I'm undecided on whether I'll upgrade to AW2. It's kinda pricey, especially as I've committed to keeping the first-gen model like I did with the original iPhone and iPad. But if the AW is going to be on 18 month cycles then I might, as I'm not sure if I could put up with this slower model through spring 2018. It's bearable, and it's convenient to glance at alerts or complications like weather, but trying to access data on it isn't faster—and I might even say much slower—than just pulling out my iPhone. Here's to hoping the difference between AW and AW2 is the same as the difference between the iPad and iPad 2.
I kept my 1st gen iPad, and still use it ocassionally as a back up. I take it places I don't want to take my primary iPad, and use it for less intensive tasks, like reading books. I'd look at the Watch the same way.
Here's the thing, everybody keeps looking at the watch as a commodity, a digital device that needs to be constantly upgraded for the latest features like a phone. Instead, we should be looking at it like a watch.
There's a reason Apple quickly made it possible to pair more than one watch with your iPhone. Because watch people tend to collect them. People who wear watches usually have more than one that they wear on different occasions, even if only to coordinate with different outfits. I had a sport watch, and a daily wear watch, as well as a formal watch. When Apple comes out with a new design, it may have a few new features, but it's not going to obsolete the original watch, which I would expect Apple to continue selling. The current watch will still be stylish, and still do the most basic essentials, and there will almost always be a place where you can wear it instead of the new one, if only to get people talking about your first gen watch at a party.
But Apple has stepped into the deep end of an established industry that offers a wide variety of styles with a myriad of options its customers have come to expect, for no other reason than they will be wearing them. Try as Apple might, they aren't going to change this. Watch bands will only go so far to expanding market share. Likewise with new tech.

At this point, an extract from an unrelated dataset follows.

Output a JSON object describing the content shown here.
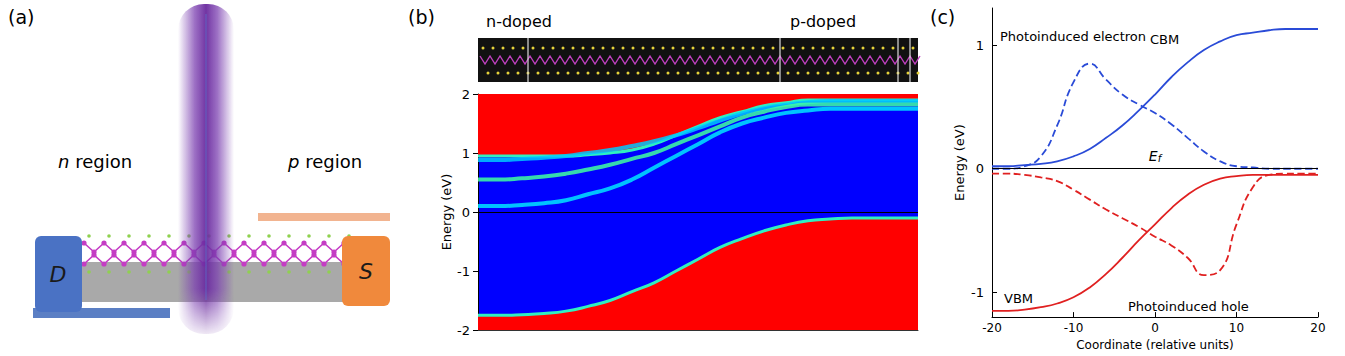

People don't like to wear the same thing as everybody else.
Making the watch agnostic to platform will open up the product to more market share, but by all accounts there's not much market for the smartwatch, whether Apple dominates it or not. And that's the real issue here.
Apple made a beautiful and functional smartwatch. But people don't buy watches and jewelry based on a single model that receives incremental upgrades every year or two that looks like everybody else's, much less that looks like something they don't want to buy -- I.e. A smartwatch. But make that smartwatch look like something they do want to buy -- a classic wristwatch, or stylish cuff bracelet, and suddenly people will embrace the technology that comes built into it.
Like the original iPad, I hope the gen 2 watch brings some amazing physical transformations from caterpillar to butterfly, and manages to make the transition from smartwatch to fashion wearable. Otherwise, I feel like Apple will be stuck with an attractive, high quality smartwatch offering, with limited appeal to a wider market. And I suppose if That's all Apple expects then that's fine. But that goal certainly seems much smaller than the one I thought Apple had in mind when they launched the watch over 18 months ago.